It is way too easy to get overwhelmed, even by elements in your life you enjoy: family, work, hobbies, community involvement, and even yoga, etc. We tend to often underestimate the impact of multiple investments of our emotions, time, effort, concentration, and energy.
Contrary to anything you've been taught or have heard: human beings do have limits! You definitely cannot give 100 percent to multiple venues without an impending crash. Crashes take on many forms: feeling tired, sad, impatient, or even anger pop-ups.
The main problem as I have experienced with folks coming to me for help is that they simply don't want to admit they are overwhelmed and/or burning out. They seem to see this as a sign of some kind of weakness and feel somewhere between ashamed and frustrated. They simply WANT to be able to do everything.
That passion comes from a fear of a loss of value to others if they can't pull it off. And, it is true that folks in each of your many domains may indeed get annoyed if you don't give them all that they are expecting and you promised. That is absolutely true! And they have the right to feel somewhat let down because in their mini universe, things just have to get done and get done now and correctly. So that fear is right on!
It appears that people dread — absolutely dread — the notion of listing priorities, making choices, and taking things off their plate. Ouch! To so many it feels like abject failure.
I believe it is a failure to deal with reality and the fact, in the famous words of Dirty Harry, "a man has to know his limitations." And we all have them. Not because we are damaged, incompetent, or stupid; but simply because we are human. One hundred percent is all each of us has; not multiples of such.
That means that you actually have to make choices after listing your priorities. If you have small children, their welfare is No. 1, which has always meant to me that you need to find a way to work even your work around their needs to be parented hands-on by Mommy and/or Daddy.
The way I help people make decisions is to almost literally force them to tell me what is the most important point/issue in their lives. Believe me, it becomes easier to make deletions, subtractions, and alterations once you acknowledge what is the centerpoint of your concern.
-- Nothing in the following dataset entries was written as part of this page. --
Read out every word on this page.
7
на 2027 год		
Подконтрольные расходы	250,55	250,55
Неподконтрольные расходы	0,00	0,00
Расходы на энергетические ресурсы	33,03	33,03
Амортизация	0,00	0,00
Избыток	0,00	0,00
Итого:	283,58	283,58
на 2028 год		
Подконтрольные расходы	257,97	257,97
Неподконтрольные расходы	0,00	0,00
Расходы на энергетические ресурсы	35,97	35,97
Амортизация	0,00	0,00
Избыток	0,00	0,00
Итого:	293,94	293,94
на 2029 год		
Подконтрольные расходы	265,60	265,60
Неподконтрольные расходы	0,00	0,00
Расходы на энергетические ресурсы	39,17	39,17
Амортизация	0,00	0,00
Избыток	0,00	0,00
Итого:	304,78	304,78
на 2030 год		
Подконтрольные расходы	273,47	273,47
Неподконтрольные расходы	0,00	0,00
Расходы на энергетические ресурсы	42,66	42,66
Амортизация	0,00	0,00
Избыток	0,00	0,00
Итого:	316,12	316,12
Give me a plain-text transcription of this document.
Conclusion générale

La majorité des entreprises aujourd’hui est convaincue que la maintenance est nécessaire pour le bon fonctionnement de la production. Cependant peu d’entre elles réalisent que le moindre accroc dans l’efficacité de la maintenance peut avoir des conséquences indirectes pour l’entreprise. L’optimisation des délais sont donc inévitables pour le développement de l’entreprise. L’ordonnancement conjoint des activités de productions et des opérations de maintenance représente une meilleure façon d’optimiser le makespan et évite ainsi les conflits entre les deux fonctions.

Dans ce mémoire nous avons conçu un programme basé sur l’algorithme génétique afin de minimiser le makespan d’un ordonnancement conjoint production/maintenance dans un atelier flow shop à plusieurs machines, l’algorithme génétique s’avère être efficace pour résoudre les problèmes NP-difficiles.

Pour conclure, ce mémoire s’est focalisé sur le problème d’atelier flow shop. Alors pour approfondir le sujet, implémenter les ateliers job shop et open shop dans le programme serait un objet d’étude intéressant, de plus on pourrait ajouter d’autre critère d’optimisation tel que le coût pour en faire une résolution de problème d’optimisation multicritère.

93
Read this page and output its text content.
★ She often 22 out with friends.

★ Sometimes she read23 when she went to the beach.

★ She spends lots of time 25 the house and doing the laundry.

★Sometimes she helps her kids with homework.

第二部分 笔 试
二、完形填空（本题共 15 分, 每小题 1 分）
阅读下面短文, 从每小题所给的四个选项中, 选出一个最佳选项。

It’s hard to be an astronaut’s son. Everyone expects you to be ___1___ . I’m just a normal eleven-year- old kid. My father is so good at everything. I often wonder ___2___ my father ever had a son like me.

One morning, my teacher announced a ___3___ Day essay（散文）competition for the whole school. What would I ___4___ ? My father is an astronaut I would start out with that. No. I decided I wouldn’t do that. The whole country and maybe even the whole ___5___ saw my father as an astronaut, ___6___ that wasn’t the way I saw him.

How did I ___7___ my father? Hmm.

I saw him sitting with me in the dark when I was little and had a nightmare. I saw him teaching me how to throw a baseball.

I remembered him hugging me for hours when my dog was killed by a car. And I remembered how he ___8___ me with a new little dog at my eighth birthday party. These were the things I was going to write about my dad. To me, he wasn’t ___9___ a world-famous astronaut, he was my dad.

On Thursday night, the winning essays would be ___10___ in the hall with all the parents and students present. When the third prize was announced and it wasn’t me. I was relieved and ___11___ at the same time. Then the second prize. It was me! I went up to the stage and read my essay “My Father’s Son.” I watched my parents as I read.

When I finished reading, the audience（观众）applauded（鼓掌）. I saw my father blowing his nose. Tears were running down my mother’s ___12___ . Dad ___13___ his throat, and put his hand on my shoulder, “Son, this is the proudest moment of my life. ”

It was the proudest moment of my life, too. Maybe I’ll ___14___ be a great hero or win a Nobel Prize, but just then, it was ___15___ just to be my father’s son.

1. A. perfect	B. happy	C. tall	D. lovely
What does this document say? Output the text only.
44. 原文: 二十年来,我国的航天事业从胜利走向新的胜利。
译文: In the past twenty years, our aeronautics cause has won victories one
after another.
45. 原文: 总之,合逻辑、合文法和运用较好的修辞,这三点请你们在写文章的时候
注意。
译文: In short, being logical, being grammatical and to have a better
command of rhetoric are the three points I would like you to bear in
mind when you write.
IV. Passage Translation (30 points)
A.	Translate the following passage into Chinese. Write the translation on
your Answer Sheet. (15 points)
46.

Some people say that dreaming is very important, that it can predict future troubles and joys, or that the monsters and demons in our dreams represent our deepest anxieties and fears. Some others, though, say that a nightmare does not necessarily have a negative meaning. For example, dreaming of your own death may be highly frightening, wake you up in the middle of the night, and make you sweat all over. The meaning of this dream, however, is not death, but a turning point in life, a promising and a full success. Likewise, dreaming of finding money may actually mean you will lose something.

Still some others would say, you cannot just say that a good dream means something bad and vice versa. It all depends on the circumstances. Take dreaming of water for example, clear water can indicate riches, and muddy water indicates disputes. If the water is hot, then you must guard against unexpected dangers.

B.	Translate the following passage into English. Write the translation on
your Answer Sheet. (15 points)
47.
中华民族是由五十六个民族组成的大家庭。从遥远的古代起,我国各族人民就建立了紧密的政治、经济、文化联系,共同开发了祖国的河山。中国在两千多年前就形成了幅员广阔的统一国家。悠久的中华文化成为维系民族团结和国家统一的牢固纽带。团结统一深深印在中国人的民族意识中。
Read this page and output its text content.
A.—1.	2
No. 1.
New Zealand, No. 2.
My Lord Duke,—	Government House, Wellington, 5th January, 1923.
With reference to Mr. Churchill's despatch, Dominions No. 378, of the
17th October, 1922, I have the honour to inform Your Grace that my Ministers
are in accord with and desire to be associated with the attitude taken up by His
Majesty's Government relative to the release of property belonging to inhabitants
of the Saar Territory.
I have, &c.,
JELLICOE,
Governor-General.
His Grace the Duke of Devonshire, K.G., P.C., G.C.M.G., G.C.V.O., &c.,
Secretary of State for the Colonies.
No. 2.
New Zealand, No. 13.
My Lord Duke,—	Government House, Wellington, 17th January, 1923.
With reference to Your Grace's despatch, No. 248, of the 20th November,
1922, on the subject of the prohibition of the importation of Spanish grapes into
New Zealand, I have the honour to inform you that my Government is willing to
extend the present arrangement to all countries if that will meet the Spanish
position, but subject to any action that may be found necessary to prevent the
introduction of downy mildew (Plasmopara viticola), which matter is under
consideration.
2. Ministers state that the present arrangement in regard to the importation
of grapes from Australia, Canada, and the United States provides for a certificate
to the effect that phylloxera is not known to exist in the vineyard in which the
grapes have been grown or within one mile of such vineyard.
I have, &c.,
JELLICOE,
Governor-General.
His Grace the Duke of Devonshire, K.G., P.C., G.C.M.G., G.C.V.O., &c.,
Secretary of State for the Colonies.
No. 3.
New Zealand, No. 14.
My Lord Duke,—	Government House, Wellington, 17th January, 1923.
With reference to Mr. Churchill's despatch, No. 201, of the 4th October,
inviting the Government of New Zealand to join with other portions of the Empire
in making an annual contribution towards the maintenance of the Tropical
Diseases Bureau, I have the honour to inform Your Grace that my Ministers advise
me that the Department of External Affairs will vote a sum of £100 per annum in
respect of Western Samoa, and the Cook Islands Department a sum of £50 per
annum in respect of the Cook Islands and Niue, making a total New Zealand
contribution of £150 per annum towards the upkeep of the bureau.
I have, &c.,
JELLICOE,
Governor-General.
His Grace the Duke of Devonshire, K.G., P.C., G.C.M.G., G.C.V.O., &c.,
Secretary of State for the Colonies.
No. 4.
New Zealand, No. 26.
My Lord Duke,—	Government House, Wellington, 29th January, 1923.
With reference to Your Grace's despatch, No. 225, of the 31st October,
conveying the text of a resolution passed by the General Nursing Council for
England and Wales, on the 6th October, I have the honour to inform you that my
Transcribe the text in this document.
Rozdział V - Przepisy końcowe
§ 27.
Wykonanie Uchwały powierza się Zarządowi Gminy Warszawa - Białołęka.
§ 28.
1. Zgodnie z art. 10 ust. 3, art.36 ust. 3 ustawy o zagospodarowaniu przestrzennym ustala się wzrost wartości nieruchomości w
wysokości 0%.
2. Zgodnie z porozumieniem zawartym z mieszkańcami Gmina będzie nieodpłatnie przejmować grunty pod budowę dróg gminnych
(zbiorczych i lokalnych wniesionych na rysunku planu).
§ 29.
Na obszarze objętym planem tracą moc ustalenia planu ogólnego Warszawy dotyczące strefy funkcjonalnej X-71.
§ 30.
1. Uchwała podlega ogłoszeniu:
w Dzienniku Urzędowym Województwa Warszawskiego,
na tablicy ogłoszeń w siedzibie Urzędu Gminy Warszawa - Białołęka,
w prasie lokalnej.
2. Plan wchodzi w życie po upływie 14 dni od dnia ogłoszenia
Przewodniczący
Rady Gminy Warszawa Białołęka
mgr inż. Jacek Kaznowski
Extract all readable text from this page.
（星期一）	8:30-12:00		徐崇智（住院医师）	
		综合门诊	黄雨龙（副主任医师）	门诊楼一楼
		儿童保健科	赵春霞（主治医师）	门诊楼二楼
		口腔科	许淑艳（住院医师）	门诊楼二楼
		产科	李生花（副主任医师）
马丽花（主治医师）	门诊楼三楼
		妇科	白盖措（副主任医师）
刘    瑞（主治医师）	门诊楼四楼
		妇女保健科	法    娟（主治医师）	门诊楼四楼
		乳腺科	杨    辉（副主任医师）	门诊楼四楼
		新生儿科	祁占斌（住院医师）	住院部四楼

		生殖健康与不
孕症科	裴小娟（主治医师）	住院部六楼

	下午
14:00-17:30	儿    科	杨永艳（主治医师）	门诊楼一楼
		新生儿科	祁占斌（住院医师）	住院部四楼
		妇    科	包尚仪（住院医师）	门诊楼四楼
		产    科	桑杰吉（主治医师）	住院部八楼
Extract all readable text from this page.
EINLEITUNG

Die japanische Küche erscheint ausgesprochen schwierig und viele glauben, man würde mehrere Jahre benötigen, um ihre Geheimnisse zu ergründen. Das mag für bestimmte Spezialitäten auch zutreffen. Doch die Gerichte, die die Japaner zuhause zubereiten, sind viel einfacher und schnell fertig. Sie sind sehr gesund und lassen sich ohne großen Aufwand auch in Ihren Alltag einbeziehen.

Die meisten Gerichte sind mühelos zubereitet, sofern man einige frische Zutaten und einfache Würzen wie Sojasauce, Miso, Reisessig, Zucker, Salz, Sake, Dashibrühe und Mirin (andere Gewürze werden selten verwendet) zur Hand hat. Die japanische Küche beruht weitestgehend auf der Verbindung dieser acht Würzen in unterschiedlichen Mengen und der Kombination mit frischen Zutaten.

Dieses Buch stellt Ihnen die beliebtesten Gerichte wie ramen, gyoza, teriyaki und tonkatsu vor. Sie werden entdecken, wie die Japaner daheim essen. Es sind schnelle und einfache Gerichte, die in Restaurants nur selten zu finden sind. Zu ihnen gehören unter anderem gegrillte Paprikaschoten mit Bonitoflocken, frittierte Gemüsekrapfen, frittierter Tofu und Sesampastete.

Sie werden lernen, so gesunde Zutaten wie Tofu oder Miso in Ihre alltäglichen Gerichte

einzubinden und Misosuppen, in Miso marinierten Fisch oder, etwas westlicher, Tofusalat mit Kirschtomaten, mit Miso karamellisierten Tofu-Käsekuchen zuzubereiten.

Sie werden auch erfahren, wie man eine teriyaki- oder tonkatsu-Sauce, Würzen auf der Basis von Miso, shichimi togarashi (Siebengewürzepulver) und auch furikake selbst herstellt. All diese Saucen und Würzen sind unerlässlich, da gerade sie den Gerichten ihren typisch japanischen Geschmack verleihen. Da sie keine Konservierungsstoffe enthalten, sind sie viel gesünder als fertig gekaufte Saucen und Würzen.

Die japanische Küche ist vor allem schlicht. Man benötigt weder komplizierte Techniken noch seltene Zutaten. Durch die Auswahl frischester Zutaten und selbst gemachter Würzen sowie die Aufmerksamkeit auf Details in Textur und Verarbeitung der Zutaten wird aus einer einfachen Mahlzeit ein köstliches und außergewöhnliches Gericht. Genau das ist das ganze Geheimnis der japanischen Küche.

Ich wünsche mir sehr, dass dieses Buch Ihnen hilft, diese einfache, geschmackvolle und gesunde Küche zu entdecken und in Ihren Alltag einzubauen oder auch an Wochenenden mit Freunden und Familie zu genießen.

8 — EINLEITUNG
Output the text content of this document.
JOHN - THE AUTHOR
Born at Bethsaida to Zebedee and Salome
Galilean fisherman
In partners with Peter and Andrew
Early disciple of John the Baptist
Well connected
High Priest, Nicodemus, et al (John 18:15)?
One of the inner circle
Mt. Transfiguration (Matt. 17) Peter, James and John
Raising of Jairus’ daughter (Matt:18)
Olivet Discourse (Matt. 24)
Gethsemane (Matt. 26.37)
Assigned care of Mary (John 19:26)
If it is to be involved with extended family, guess you shouldn't go off with someone you just met on the internet some 1,000 miles away from home base — no matter how great a fantasy it all seems to be. If you want to take that big job risk, first comes the security of your family, then you realize what you have to do.
People with conscience and character have an easier time at this than those who are immature or narcissistic; these conditions lead to more of a sense of entitlement and impulsiveness which usually leads people to get overwhelmed by losses caused by their poor decisions as well as the disappointment of fantasies not being met.
Being overwhelmed means cutting back, making choices, and dividing up that one hundred percent in the most productive and honorable way. It does not mean getting some "booty" on the side or indulging in alcohol, drugs, porn, gambling, and so forth to medicate the confusion and frustration.